Much later, after the Dallas police shootings, Ida Eskamani contacted him and told him there was going to be a sit-in on gun safety reforms. They wanted to address intersectional concerns around racism, wage inequality, anti-immigrant sentiment, and Islamophobia.  Though he had worked with OPD through Bike Walk Central Florida, and had a good experience with that, he was hesitant to participate in this sit-in. He got to the sit-in just in time to walk in with protestors at 10AM. When he was arrested, he only had the red hat and a red heart in his pocket that you see in the sketch above. He had nothing else.

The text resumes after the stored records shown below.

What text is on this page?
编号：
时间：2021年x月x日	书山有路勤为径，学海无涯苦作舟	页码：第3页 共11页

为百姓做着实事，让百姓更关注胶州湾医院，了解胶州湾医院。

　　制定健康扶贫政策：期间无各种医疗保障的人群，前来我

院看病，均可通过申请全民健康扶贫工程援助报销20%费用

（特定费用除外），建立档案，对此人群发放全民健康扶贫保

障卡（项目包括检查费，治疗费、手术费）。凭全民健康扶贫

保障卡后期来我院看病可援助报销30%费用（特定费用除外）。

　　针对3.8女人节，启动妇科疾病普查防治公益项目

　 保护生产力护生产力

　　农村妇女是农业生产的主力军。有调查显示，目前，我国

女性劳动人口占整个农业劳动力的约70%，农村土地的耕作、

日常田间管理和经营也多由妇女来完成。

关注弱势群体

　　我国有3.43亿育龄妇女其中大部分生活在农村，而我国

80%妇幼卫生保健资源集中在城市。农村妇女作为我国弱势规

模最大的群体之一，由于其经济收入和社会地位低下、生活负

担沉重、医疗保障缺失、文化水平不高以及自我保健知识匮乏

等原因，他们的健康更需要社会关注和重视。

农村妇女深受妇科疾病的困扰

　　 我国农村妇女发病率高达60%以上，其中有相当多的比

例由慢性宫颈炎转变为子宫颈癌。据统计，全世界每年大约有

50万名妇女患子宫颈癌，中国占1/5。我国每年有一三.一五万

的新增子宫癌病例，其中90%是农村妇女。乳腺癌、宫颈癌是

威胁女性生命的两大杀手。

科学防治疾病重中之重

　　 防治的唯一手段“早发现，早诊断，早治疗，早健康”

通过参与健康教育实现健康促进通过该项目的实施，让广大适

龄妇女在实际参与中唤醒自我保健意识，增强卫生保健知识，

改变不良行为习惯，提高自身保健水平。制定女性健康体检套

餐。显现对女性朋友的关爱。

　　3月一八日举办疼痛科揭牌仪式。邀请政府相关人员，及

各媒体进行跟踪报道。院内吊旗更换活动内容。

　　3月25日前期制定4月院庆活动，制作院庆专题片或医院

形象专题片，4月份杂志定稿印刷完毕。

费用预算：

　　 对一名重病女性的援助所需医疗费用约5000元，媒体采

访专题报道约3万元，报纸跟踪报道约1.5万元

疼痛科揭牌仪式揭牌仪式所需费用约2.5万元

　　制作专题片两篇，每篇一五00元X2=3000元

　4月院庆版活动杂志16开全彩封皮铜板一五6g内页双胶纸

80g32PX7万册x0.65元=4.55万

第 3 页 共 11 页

That experience made him aware of the solidarity awareness movement coalition in Orlando. Various organizations sat in solidarity. After most people left, he stayed behind to sit-in with Ida. The sit-in made him realize that he had the power to save himself. The sit-in was largely about politician Marco Rubio‘s inaction. Rubio was confronted by David the next week. The Pulse shooting targeted people he did nothing to help. He used their oppression as an excuse to run for office again. He did nothing for gun safety laws, he did nothing for LGBTQ+ equality, and did nothing to alleviate the oppression of workers across the state.  Rubio was the epitome of the exploitation of the Pulse hate crime. People saw that confrontation. The Advocate dropped the story and it received a lot of coverage. That is when Gays Against Guns reached out to David about starting an Orlando Chapter.